Dutch culture can be elusive to even the most avid traveller. Until now, that is.
The Netherlands offers unique travel experiences, immersing visitors in a world that is only now becoming popular to the everyday tourist. While Amsterdam is well-known to the world as the place to let your hair down, little do many know that there is so much more to see around the country. From stunning architecture to sprawling tulip fields, and even Dutch cheese, here are seven reasons to visit The Netherlands.
Live it up in Amsterdam
Amsterdam is the city famed for its canals and bicycle-friendly laneways, but it’s the museums and outdoor art that wows the tourists. Head for Amsterdam-Centrum, laced with all sorts of unique museums: from Anne Frank to Van Gogh; from Rembrandts to bags and purses; all the way down to sex work and gore-laden dungeons. They’ve even got an art museum dedicated to felines, as well as plenty of street art to find as you wander or cycle through the streets. While you’re out and about, head to the Vondelpark for a mental recharge as you lounge on the grass with the locals. And if you feel like experiencing the naughty side of Amsterdam, there’s always the infamous Red Light District with its scantily clad ladies in windows.
Experience the vivid colours of tulips
Tulips are the national flower of The Netherlands and the season to see them is spring, of course. Spring in The Netherlands goes off between March and May, and it’s not just tulips that bloom. The season starts with the flowering of crocuses, followed by daffodils and hyacinths. And then, from mid-April to the end of spring, the tulips revitalise the sprawling fields with vivid colours. Show off your stunning holiday to family and friends with a spectacular picture among the flowers. The most popular fields near Amsterdam can be located in the province of Flevoland. They can also be found in The Hague in the south and Alkmaar in the north. And if you want to get the best of tulip season, pay a visit to the Keukenhof, where 7 million flowers bloom in spring each year.
See the wondrous architecture
Dutch architecture has influenced the world over three eras of change, holding its own unique style over the centuries. The first wave began in the 17th century during the peak of the Dutch empire, which led to change in the 20th century through a modernised style. Today, architecture in The Netherlands is going through its next wave. A new taste on modernism. Take a bike ride through the country towns and see the historical influence keeping strong, primarily the thatch-roofed houses of Giethoorn. Get a taste of post-modernism of the 20th century in Rotterdam, being sure to see the Cubic houses of Rotterdam (featured). And to get a taste of the ultra-modern architecture of The Netherlands, Amsterdam is by the far the best place.
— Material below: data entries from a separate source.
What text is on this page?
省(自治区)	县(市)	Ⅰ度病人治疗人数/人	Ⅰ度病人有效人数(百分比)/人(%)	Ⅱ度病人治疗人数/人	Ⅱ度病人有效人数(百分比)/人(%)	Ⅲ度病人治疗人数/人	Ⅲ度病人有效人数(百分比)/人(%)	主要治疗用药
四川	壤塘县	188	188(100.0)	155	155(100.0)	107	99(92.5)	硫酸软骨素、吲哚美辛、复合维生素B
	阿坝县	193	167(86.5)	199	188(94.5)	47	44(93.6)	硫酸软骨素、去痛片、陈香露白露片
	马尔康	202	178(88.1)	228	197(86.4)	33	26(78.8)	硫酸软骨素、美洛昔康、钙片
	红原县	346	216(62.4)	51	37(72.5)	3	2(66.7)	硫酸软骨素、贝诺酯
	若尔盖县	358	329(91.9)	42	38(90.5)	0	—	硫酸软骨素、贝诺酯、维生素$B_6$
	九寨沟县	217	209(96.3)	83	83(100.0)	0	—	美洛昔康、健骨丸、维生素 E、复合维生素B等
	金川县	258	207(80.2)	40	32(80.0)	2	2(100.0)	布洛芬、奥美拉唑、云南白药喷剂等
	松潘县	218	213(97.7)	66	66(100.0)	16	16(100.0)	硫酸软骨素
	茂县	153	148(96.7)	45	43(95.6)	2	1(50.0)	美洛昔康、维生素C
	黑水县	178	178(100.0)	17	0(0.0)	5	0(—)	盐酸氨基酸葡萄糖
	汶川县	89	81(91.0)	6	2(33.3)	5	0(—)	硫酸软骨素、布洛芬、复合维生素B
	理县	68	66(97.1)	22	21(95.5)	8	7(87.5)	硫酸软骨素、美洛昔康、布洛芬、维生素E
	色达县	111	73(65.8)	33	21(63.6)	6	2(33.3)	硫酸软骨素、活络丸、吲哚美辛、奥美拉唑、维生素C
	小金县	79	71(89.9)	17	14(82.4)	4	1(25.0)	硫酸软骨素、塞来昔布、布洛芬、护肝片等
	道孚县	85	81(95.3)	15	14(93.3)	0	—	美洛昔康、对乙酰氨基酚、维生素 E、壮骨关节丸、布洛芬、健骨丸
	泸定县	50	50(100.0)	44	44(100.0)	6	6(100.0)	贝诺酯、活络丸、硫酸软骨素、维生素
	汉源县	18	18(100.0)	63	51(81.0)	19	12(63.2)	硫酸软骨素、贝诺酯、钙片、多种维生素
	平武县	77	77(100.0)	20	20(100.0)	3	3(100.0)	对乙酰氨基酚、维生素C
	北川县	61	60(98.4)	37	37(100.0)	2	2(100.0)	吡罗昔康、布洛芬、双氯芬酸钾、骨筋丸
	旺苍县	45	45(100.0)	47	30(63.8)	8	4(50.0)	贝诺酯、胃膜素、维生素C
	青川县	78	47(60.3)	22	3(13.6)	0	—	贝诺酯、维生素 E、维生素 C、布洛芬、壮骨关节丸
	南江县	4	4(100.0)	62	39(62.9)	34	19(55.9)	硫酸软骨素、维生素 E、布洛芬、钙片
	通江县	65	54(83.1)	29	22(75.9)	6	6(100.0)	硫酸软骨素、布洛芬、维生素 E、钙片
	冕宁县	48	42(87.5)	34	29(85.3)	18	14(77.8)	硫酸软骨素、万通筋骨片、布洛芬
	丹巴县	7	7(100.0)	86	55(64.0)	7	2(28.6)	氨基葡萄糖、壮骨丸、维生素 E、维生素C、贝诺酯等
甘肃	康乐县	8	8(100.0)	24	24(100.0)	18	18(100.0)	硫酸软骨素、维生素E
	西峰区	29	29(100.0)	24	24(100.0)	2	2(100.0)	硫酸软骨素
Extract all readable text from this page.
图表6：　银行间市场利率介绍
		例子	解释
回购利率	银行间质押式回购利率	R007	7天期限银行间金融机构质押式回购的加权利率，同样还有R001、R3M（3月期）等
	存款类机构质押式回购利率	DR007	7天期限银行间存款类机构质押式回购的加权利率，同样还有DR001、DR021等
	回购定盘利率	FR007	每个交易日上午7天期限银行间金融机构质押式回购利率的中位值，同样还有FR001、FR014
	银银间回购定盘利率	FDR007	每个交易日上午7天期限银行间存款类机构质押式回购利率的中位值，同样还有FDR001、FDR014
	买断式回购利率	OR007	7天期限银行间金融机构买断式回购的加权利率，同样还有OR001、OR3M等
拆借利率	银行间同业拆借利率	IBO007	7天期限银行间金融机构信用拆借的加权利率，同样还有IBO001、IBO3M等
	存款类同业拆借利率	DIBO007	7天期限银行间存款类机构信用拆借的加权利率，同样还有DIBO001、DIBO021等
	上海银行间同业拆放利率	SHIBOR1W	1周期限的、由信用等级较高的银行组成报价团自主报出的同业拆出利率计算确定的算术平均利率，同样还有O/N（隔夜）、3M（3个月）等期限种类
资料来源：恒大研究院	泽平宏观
Uncover the history of The Netherlands
The Netherlands dates back to Roman times, and has accumulated a rich history over the decades and centuries. There’s so much to uncover! While the museums in Amsterdam are a great way to learn about the history, we find a better way is to trundle through the sprawling landscape and find the towns that share more than just specialised insights on standing placards. Visit the oldest city in The Netherlands called Nijmegen, which celebrated its bimillennial in 2005. While your there, visit the Kronenburgerpark and see the historical beauty that still stands today. This could be a good time to say that if you really want to learn Dutch culture, it’s best to ask. The Dutch people are a robust bunch, who are very direct in the way they speak and act. Just viewing their wondrous architecture will show you that.
Salivate over the local cuisine
Come for the culture, stay for the food. Dutch pleases all sorts of tastebuds with all sorts of eclectic feeds. A prominent worldwide hit is Dutch cheese, in the form of gouda, edam, leyden and maasdam. In fact, cheese is one of The Netherlands’ top exports. You can find all sorts of delicatessens that serve up these tasty treats. For those with a serious sweet tooth, try their famous stroopwafel; it’s a mix between a cookie and a waffle, with sweet syrup squeezed inside. Another popular snack is the kroket, which is a deep fried roll stuffed with meat ragout. You can have a kroket on its own or in a sandwich with mustard on the side. And true blue Aussies will love the hagelslag, a sandwich filled with chocolate sprinkles. And while us Aussies usually eat them during a party or BBQ, the Dutch prefer to feast on them for breakfast or lunch.